The network, dubbed GhostNet, appears to target embassies, media groups, NGOs, international organisations, government foreign ministries and the offices of the Dalai Lama, leader of the Tibetan exile movement. The researchers, based at Toronto University's Munk Centre for International Studies, said their discovery had profound implications.
"This report serves as a wake-up call... these are major disruptive capabilities that the professional information security community, as well as policymakers, need to come to terms with rapidly," said researchers Ron Deibert and Rafal Rohozinski.
After 10 months of study, the researchers concluded that GhostNet had invaded 1,295 computers in 103 countries, but it appeared to be most focused on countries in south Asia and south-east Asia, as well as the Dalai Lama's offices in India, Brussels, London and New York.

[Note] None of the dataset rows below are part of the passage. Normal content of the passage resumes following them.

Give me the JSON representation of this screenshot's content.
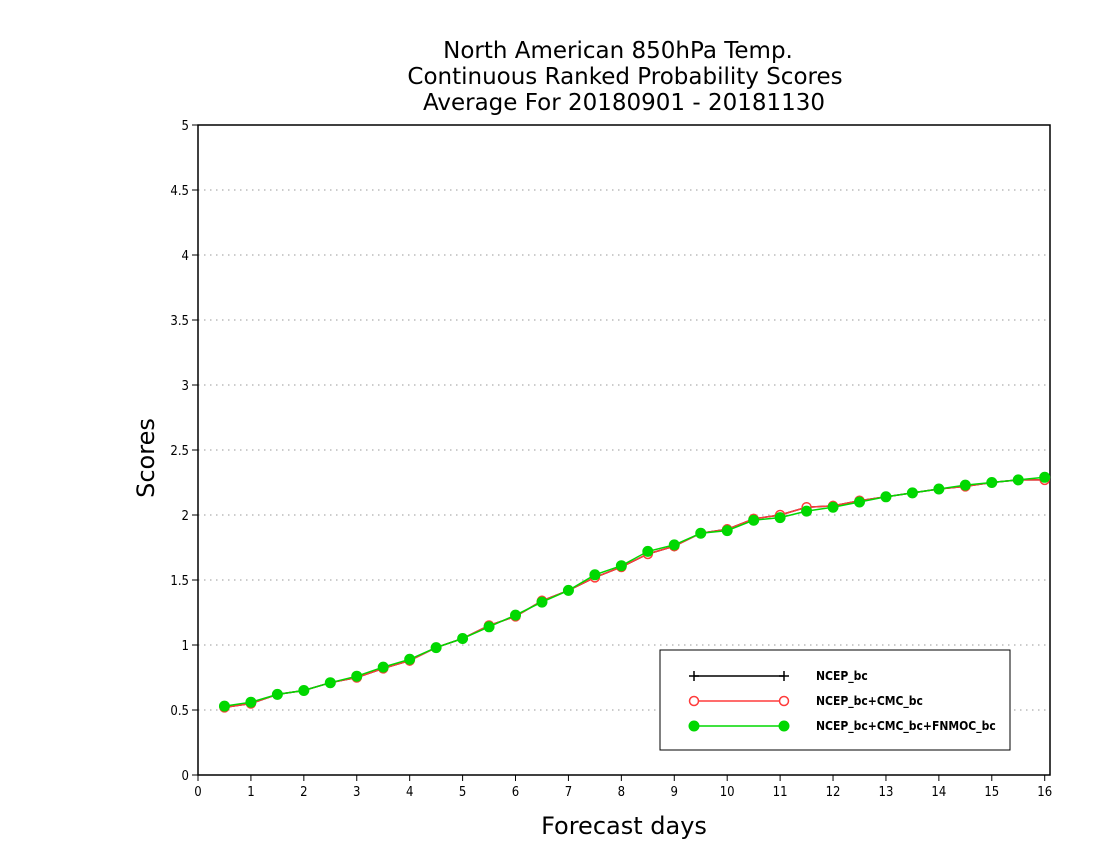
{
  "chart_data": {
    "type": "line",
    "title": [
      "North American 850hPa Temp.",
      "Continuous Ranked Probability Scores",
      "Average For 20180901 - 20181130"
    ],
    "xlabel": "Forecast days",
    "ylabel": "Scores",
    "xlim": [
      0,
      16.1
    ],
    "ylim": [
      0,
      5
    ],
    "xticks": [
      0,
      1,
      2,
      3,
      4,
      5,
      6,
      7,
      8,
      9,
      10,
      11,
      12,
      13,
      14,
      15,
      16
    ],
    "yticks": [
      0,
      0.5,
      1,
      1.5,
      2,
      2.5,
      3,
      3.5,
      4,
      4.5,
      5
    ],
    "ytick_labels": [
      "0",
      "0.5",
      "1",
      "1.5",
      "2",
      "2.5",
      "3",
      "3.5",
      "4",
      "4.5",
      "5"
    ],
    "grid": "horizontal dotted",
    "legend_position": "bottom-right",
    "x": [
      0.5,
      1,
      1.5,
      2,
      2.5,
      3,
      3.5,
      4,
      4.5,
      5,
      5.5,
      6,
      6.5,
      7,
      7.5,
      8,
      8.5,
      9,
      9.5,
      10,
      10.5,
      11,
      11.5,
      12,
      12.5,
      13,
      13.5,
      14,
      14.5,
      15,
      15.5,
      16
    ],
    "series": [
      {
        "name": "NCEP_bc",
        "color": "#000000",
        "marker": "plus",
        "values": [
          0.52,
          0.55,
          0.62,
          0.65,
          0.71,
          0.75,
          0.82,
          0.88,
          0.98,
          1.05,
          1.15,
          1.22,
          1.34,
          1.42,
          1.52,
          1.6,
          1.7,
          1.76,
          1.86,
          1.89,
          1.97,
          2.0,
          2.06,
          2.07,
          2.11,
          2.14,
          2.17,
          2.2,
          2.22,
          2.25,
          2.27,
          2.27
        ]
      },
      {
        "name": "NCEP_bc+CMC_bc",
        "color": "#ff3b3b",
        "marker": "open-circle",
        "values": [
          0.52,
          0.55,
          0.62,
          0.65,
          0.71,
          0.75,
          0.82,
          0.88,
          0.98,
          1.05,
          1.15,
          1.22,
          1.34,
          1.42,
          1.52,
          1.6,
          1.7,
          1.76,
          1.86,
          1.89,
          1.97,
          2.0,
          2.06,
          2.07,
          2.11,
          2.14,
          2.17,
          2.2,
          2.22,
          2.25,
          2.27,
          2.27
        ]
      },
      {
        "name": "NCEP_bc+CMC_bc+FNMOC_bc",
        "color": "#00d800",
        "marker": "filled-circle",
        "values": [
          0.53,
          0.56,
          0.62,
          0.65,
          0.71,
          0.76,
          0.83,
          0.89,
          0.98,
          1.05,
          1.14,
          1.23,
          1.33,
          1.42,
          1.54,
          1.61,
          1.72,
          1.77,
          1.86,
          1.88,
          1.96,
          1.98,
          2.03,
          2.06,
          2.1,
          2.14,
          2.17,
          2.2,
          2.23,
          2.25,
          2.27,
          2.29
        ]
      }
    ]
  }
}
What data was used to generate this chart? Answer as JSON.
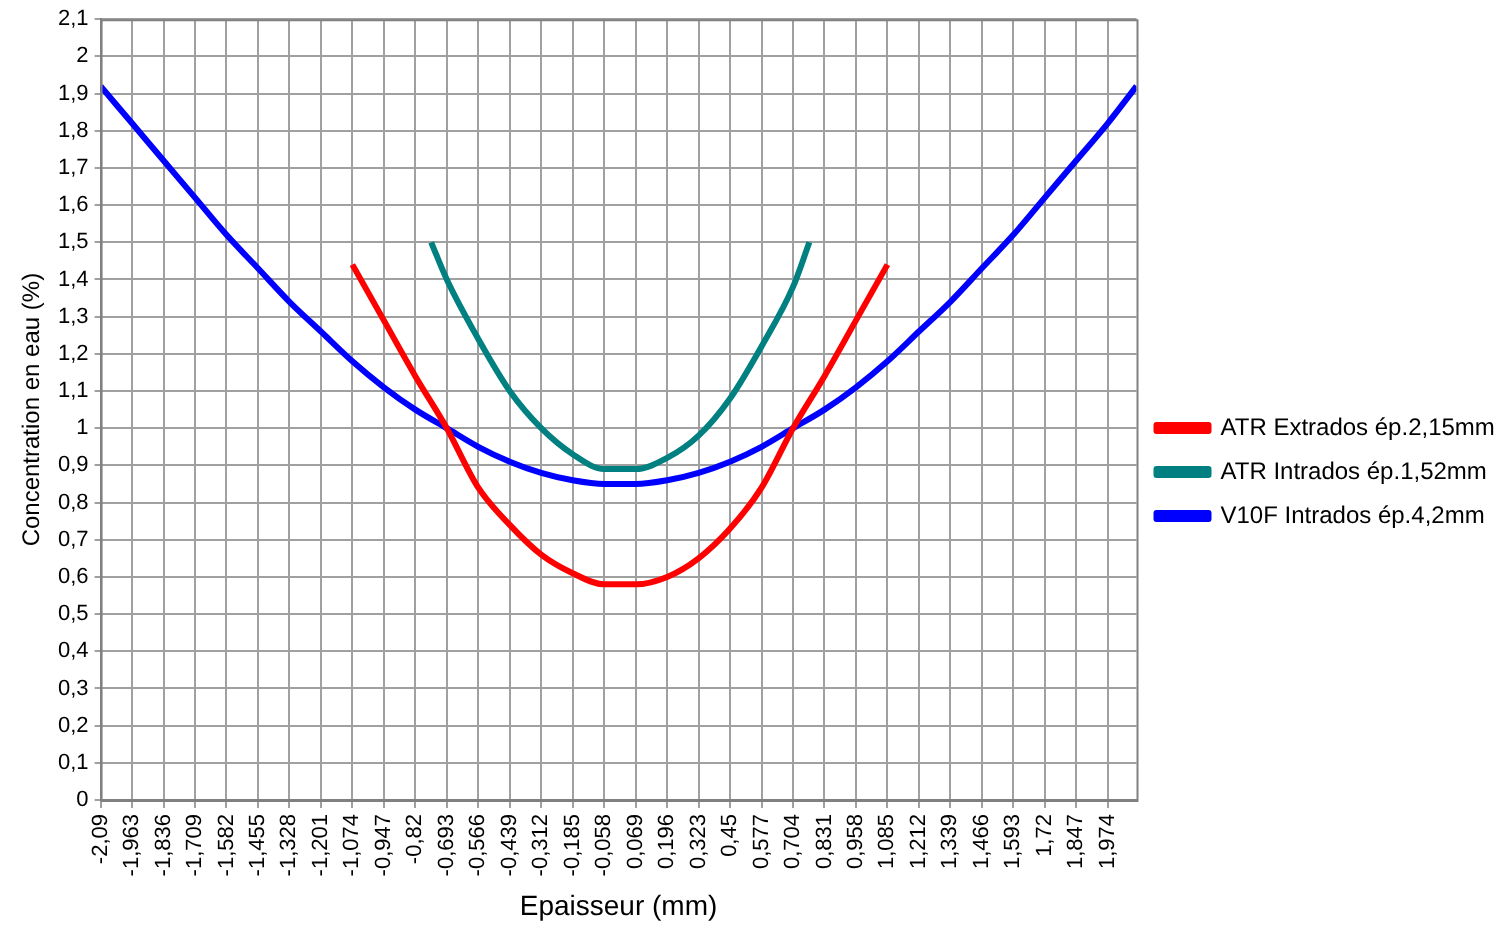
{
  "chart_data": {
    "type": "line",
    "xlabel": "Epaisseur (mm)",
    "ylabel": "Concentration en eau (%)",
    "series": [
      {
        "name": "ATR Extrados ép.2,15mm",
        "color": "#ff0000",
        "x": [
          -1.074,
          -0.947,
          -0.82,
          -0.693,
          -0.566,
          -0.439,
          -0.312,
          -0.185,
          -0.058,
          0.069,
          0.196,
          0.323,
          0.45,
          0.577,
          0.704,
          0.831,
          0.958,
          1.085
        ],
        "values": [
          1.44,
          1.29,
          1.14,
          1.0,
          0.84,
          0.74,
          0.66,
          0.61,
          0.58,
          0.58,
          0.6,
          0.65,
          0.73,
          0.84,
          1.0,
          1.14,
          1.29,
          1.44
        ]
      },
      {
        "name": "ATR Intrados ép.1,52mm",
        "color": "#008080",
        "x": [
          -0.756,
          -0.693,
          -0.566,
          -0.439,
          -0.312,
          -0.185,
          -0.058,
          0.069,
          0.196,
          0.323,
          0.45,
          0.577,
          0.704,
          0.77
        ],
        "values": [
          1.5,
          1.4,
          1.24,
          1.1,
          1.0,
          0.93,
          0.89,
          0.89,
          0.92,
          0.98,
          1.08,
          1.22,
          1.38,
          1.5
        ]
      },
      {
        "name": "V10F Intrados ép.4,2mm",
        "color": "#0000ff",
        "x": [
          -2.09,
          -1.963,
          -1.836,
          -1.709,
          -1.582,
          -1.455,
          -1.328,
          -1.201,
          -1.074,
          -0.947,
          -0.82,
          -0.693,
          -0.566,
          -0.439,
          -0.312,
          -0.185,
          -0.058,
          0.069,
          0.196,
          0.323,
          0.45,
          0.577,
          0.704,
          0.831,
          0.958,
          1.085,
          1.212,
          1.339,
          1.466,
          1.593,
          1.72,
          1.847,
          1.974,
          2.09
        ],
        "values": [
          1.92,
          1.82,
          1.72,
          1.62,
          1.52,
          1.43,
          1.34,
          1.26,
          1.18,
          1.11,
          1.05,
          1.0,
          0.95,
          0.91,
          0.88,
          0.86,
          0.85,
          0.85,
          0.86,
          0.88,
          0.91,
          0.95,
          1.0,
          1.05,
          1.11,
          1.18,
          1.26,
          1.34,
          1.43,
          1.52,
          1.62,
          1.72,
          1.82,
          1.92
        ]
      }
    ],
    "xlim": [
      -2.09,
      2.09
    ],
    "xticks": [
      {
        "value": -2.09,
        "label": "-2,09"
      },
      {
        "value": -1.963,
        "label": "-1,963"
      },
      {
        "value": -1.836,
        "label": "-1,836"
      },
      {
        "value": -1.709,
        "label": "-1,709"
      },
      {
        "value": -1.582,
        "label": "-1,582"
      },
      {
        "value": -1.455,
        "label": "-1,455"
      },
      {
        "value": -1.328,
        "label": "-1,328"
      },
      {
        "value": -1.201,
        "label": "-1,201"
      },
      {
        "value": -1.074,
        "label": "-1,074"
      },
      {
        "value": -0.947,
        "label": "-0,947"
      },
      {
        "value": -0.82,
        "label": "-0,82"
      },
      {
        "value": -0.693,
        "label": "-0,693"
      },
      {
        "value": -0.566,
        "label": "-0,566"
      },
      {
        "value": -0.439,
        "label": "-0,439"
      },
      {
        "value": -0.312,
        "label": "-0,312"
      },
      {
        "value": -0.185,
        "label": "-0,185"
      },
      {
        "value": -0.058,
        "label": "-0,058"
      },
      {
        "value": 0.069,
        "label": "0,069"
      },
      {
        "value": 0.196,
        "label": "0,196"
      },
      {
        "value": 0.323,
        "label": "0,323"
      },
      {
        "value": 0.45,
        "label": "0,45"
      },
      {
        "value": 0.577,
        "label": "0,577"
      },
      {
        "value": 0.704,
        "label": "0,704"
      },
      {
        "value": 0.831,
        "label": "0,831"
      },
      {
        "value": 0.958,
        "label": "0,958"
      },
      {
        "value": 1.085,
        "label": "1,085"
      },
      {
        "value": 1.212,
        "label": "1,212"
      },
      {
        "value": 1.339,
        "label": "1,339"
      },
      {
        "value": 1.466,
        "label": "1,466"
      },
      {
        "value": 1.593,
        "label": "1,593"
      },
      {
        "value": 1.72,
        "label": "1,72"
      },
      {
        "value": 1.847,
        "label": "1,847"
      },
      {
        "value": 1.974,
        "label": "1,974"
      }
    ],
    "ylim": [
      0,
      2.1
    ],
    "yticks": [
      0,
      {
        "value": 0.1,
        "label": "0,1"
      },
      {
        "value": 0.2,
        "label": "0,2"
      },
      {
        "value": 0.3,
        "label": "0,3"
      },
      {
        "value": 0.4,
        "label": "0,4"
      },
      {
        "value": 0.5,
        "label": "0,5"
      },
      {
        "value": 0.6,
        "label": "0,6"
      },
      {
        "value": 0.7,
        "label": "0,7"
      },
      {
        "value": 0.8,
        "label": "0,8"
      },
      {
        "value": 0.9,
        "label": "0,9"
      },
      1,
      {
        "value": 1.1,
        "label": "1,1"
      },
      {
        "value": 1.2,
        "label": "1,2"
      },
      {
        "value": 1.3,
        "label": "1,3"
      },
      {
        "value": 1.4,
        "label": "1,4"
      },
      {
        "value": 1.5,
        "label": "1,5"
      },
      {
        "value": 1.6,
        "label": "1,6"
      },
      {
        "value": 1.7,
        "label": "1,7"
      },
      {
        "value": 1.8,
        "label": "1,8"
      },
      {
        "value": 1.9,
        "label": "1,9"
      },
      2,
      {
        "value": 2.1,
        "label": "2,1"
      }
    ],
    "grid": true,
    "legend": "right",
    "marker": "none",
    "line_style": "solid"
  }
}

The network continues to infiltrate dozens of new computers each week.
Such a pattern, and the fact that the network seemed to be controlled from computers inside China, could suggest that GhostNet was set up or linked to Chinese government espionage agencies. However, the researchers were clear that they had not been able to identify who was behind the network, and said it could be run by private citizens in China or a different country altogether. A Chinese government spokesmen has denied any official involvement.